Palestine Action to be designated as terrorist group by UK government

The National6 days ago

Palestine Action is to be proscribed as a terrorist group in the UK after its members damaged two military planes at an air base on June 20.
Home Secretary Yvette Cooper said in a statement on Monday afternoon that she will lay an order before Parliament next week which, if passed, will make membership and support for Palestine Action illegal.
Also on Monday, police clashed with protestors at a demonstration in support of Palestine Action in Trafalgar Square, central London.
Palestine Action has staged a series of demonstrations in recent months, including spraying the London offices of Allianz Insurance with red paint over its alleged links to Israeli defence company Elbit, and vandalising US President Donald Trump's Turnberry golf course in South Ayrshire.
But it was a stunt against cargo planes at RAF Brize Norton, in Oxfordshire, southern England, which Palestine Action claimed were used in assisting Israel in its war in Gaza, that has led to its designation as a terrorist group.
"The disgraceful attack on Brize Norton in the early hours of the morning on Friday 20 June is the latest in a long history of unacceptable criminal damage committed by Palestine Action,' said Ms Cooper in a written statement to Parliament.
"The UK's defence enterprise is vital to the nation's security and this government will not tolerate those that put that security at risk."
Video posted on X by the Palestine Action network appears to show activists on electric scooters racing across the tarmac towards cargo planes at Brize Norton.
They can then be seen damaging the engine of a Voyager aircraft with repurposed fire extinguishers that sprayed red paint. They said they caused damage with crowbars. Paint was also sprayed on the runway. The activists claim to have escaped without detection.
If Parliament approves the order, Palestine Action will joins the 81 organisations have been proscribed under the Terrorism Act 2000, including Islamist groups such as Hamas, A l Qaeda, far-right groups such as National Action, Russian private military company the Wagner Group and Hizb ut-Tahrir.
But some within the governing Labour Party believe designating Palestine Action may be a step too far.
They include former shadow attorney general Shami Chakrabarti, who has said the actions of Palestine Action at Brize Norton are 'not what most people would understand as terrorism'.

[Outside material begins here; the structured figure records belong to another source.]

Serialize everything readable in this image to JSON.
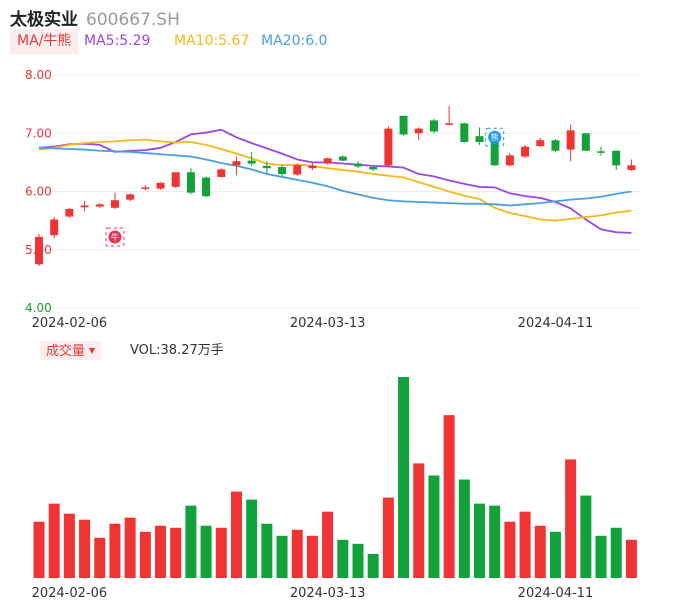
{
  "header": {
    "name": "太极实业",
    "code": "600667.SH"
  },
  "ma_legend": {
    "button_label": "MA/牛熊",
    "items": [
      {
        "label": "MA5:5.29",
        "color": "#9b45e4"
      },
      {
        "label": "MA10:5.67",
        "color": "#f6b81a"
      },
      {
        "label": "MA20:6.0",
        "color": "#4a9ee6"
      }
    ]
  },
  "volume_legend": {
    "button_label": "成交量",
    "vol_text": "VOL:38.27万手"
  },
  "colors": {
    "up": "#f03333",
    "down": "#12a23a"
  },
  "markers": [
    {
      "index": 5,
      "label": "牛",
      "color": "#e8325a"
    },
    {
      "index": 30,
      "label": "熊",
      "color": "#1e9be8"
    }
  ],
  "chart_data": {
    "type": "candlestick",
    "y_axis": {
      "min": 4.0,
      "max": 8.0,
      "ticks": [
        "8.00",
        "7.00",
        "6.00",
        "5.00",
        "4.00"
      ]
    },
    "x_axis_labels": [
      {
        "index": 2,
        "label": "2024-02-06"
      },
      {
        "index": 19,
        "label": "2024-03-13"
      },
      {
        "index": 34,
        "label": "2024-04-11"
      }
    ],
    "ohlc": [
      [
        4.75,
        5.22,
        4.72,
        5.27
      ],
      [
        5.25,
        5.52,
        5.2,
        5.56
      ],
      [
        5.57,
        5.7,
        5.55,
        5.72
      ],
      [
        5.73,
        5.76,
        5.66,
        5.84
      ],
      [
        5.74,
        5.78,
        5.72,
        5.8
      ],
      [
        5.72,
        5.85,
        5.7,
        5.98
      ],
      [
        5.86,
        5.95,
        5.83,
        5.97
      ],
      [
        6.07,
        6.07,
        6.02,
        6.11
      ],
      [
        6.05,
        6.15,
        6.03,
        6.16
      ],
      [
        6.08,
        6.33,
        6.06,
        6.33
      ],
      [
        6.33,
        5.98,
        5.95,
        6.4
      ],
      [
        6.24,
        5.92,
        5.9,
        6.26
      ],
      [
        6.25,
        6.38,
        6.24,
        6.4
      ],
      [
        6.45,
        6.52,
        6.28,
        6.6
      ],
      [
        6.53,
        6.48,
        6.44,
        6.68
      ],
      [
        6.44,
        6.4,
        6.3,
        6.52
      ],
      [
        6.42,
        6.3,
        6.26,
        6.46
      ],
      [
        6.29,
        6.45,
        6.27,
        6.48
      ],
      [
        6.4,
        6.44,
        6.37,
        6.5
      ],
      [
        6.48,
        6.57,
        6.46,
        6.58
      ],
      [
        6.6,
        6.53,
        6.52,
        6.62
      ],
      [
        6.48,
        6.43,
        6.4,
        6.52
      ],
      [
        6.42,
        6.38,
        6.35,
        6.45
      ],
      [
        6.45,
        7.08,
        6.42,
        7.12
      ],
      [
        7.3,
        6.98,
        6.96,
        7.3
      ],
      [
        7.0,
        7.08,
        6.88,
        7.1
      ],
      [
        7.22,
        7.03,
        7.0,
        7.25
      ],
      [
        7.15,
        7.17,
        7.15,
        7.47
      ],
      [
        7.17,
        6.85,
        6.84,
        7.18
      ],
      [
        6.95,
        6.85,
        6.8,
        7.1
      ],
      [
        6.87,
        6.45,
        6.44,
        6.88
      ],
      [
        6.45,
        6.62,
        6.43,
        6.66
      ],
      [
        6.6,
        6.77,
        6.58,
        6.8
      ],
      [
        6.78,
        6.88,
        6.76,
        6.92
      ],
      [
        6.88,
        6.7,
        6.68,
        6.9
      ],
      [
        6.72,
        7.05,
        6.52,
        7.15
      ],
      [
        7.0,
        6.7,
        6.7,
        7.0
      ],
      [
        6.69,
        6.67,
        6.62,
        6.77
      ],
      [
        6.7,
        6.45,
        6.37,
        6.7
      ],
      [
        6.37,
        6.45,
        6.35,
        6.55
      ]
    ],
    "ma5": [
      6.75,
      6.77,
      6.81,
      6.82,
      6.8,
      6.68,
      6.7,
      6.71,
      6.75,
      6.85,
      6.98,
      7.01,
      7.06,
      6.93,
      6.83,
      6.74,
      6.65,
      6.55,
      6.5,
      6.5,
      6.48,
      6.46,
      6.44,
      6.43,
      6.41,
      6.3,
      6.26,
      6.19,
      6.13,
      6.08,
      6.07,
      5.97,
      5.92,
      5.89,
      5.82,
      5.71,
      5.52,
      5.35,
      5.3,
      5.29
    ],
    "ma10": [
      6.72,
      6.75,
      6.8,
      6.83,
      6.85,
      6.86,
      6.88,
      6.89,
      6.86,
      6.84,
      6.85,
      6.8,
      6.73,
      6.65,
      6.57,
      6.48,
      6.45,
      6.46,
      6.44,
      6.4,
      6.37,
      6.34,
      6.3,
      6.27,
      6.24,
      6.16,
      6.08,
      6.0,
      5.93,
      5.87,
      5.72,
      5.63,
      5.58,
      5.52,
      5.5,
      5.53,
      5.56,
      5.59,
      5.64,
      5.67
    ],
    "ma20": [
      6.75,
      6.74,
      6.73,
      6.72,
      6.7,
      6.69,
      6.68,
      6.66,
      6.64,
      6.62,
      6.6,
      6.55,
      6.49,
      6.44,
      6.38,
      6.3,
      6.25,
      6.2,
      6.15,
      6.09,
      6.01,
      5.95,
      5.89,
      5.85,
      5.83,
      5.82,
      5.81,
      5.8,
      5.79,
      5.79,
      5.78,
      5.76,
      5.78,
      5.8,
      5.83,
      5.86,
      5.88,
      5.91,
      5.96,
      6.0
    ],
    "volume_heights": [
      0.28,
      0.37,
      0.32,
      0.29,
      0.2,
      0.27,
      0.3,
      0.23,
      0.26,
      0.25,
      0.36,
      0.26,
      0.25,
      0.43,
      0.39,
      0.27,
      0.21,
      0.24,
      0.21,
      0.33,
      0.19,
      0.17,
      0.12,
      0.4,
      1.0,
      0.57,
      0.51,
      0.81,
      0.49,
      0.37,
      0.36,
      0.28,
      0.33,
      0.26,
      0.23,
      0.59,
      0.41,
      0.21,
      0.25,
      0.19
    ]
  }
}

"It is one thing to be a threat to property, to be a nuisance, to be prosecuted, and in some cases even imprisoned for those criminal offences, but it's another thing altogether to proscribe a whole group, and that means anybody fairly vaguely associated with it, to ban them (as) terrorists,' said Ms Chakrabarti , a former director of human rights organisation Liberty.
"From what I can tell, this is a militant protest group that engages in direct action and that includes criminality, no question, but to elevate that to terrorism so anybody who attends a meeting, or who promotes the organisation, or is loosely affiliated with it, is branded a terrorist - that is a serious escalation I think."
Former justice secretary Lord Charlie Falconer said vandalising aircraft at RAF Brize Norton would not solely provide legal justification for proscribing the group.
'I am not aware of what Palestine Action has done beyond the painting of things on the planes in Brize Norton, they may have done other things I didn't know,' he said.
"But generally, that sort of demonstration wouldn't justify proscription so there must be something else that I don't know about."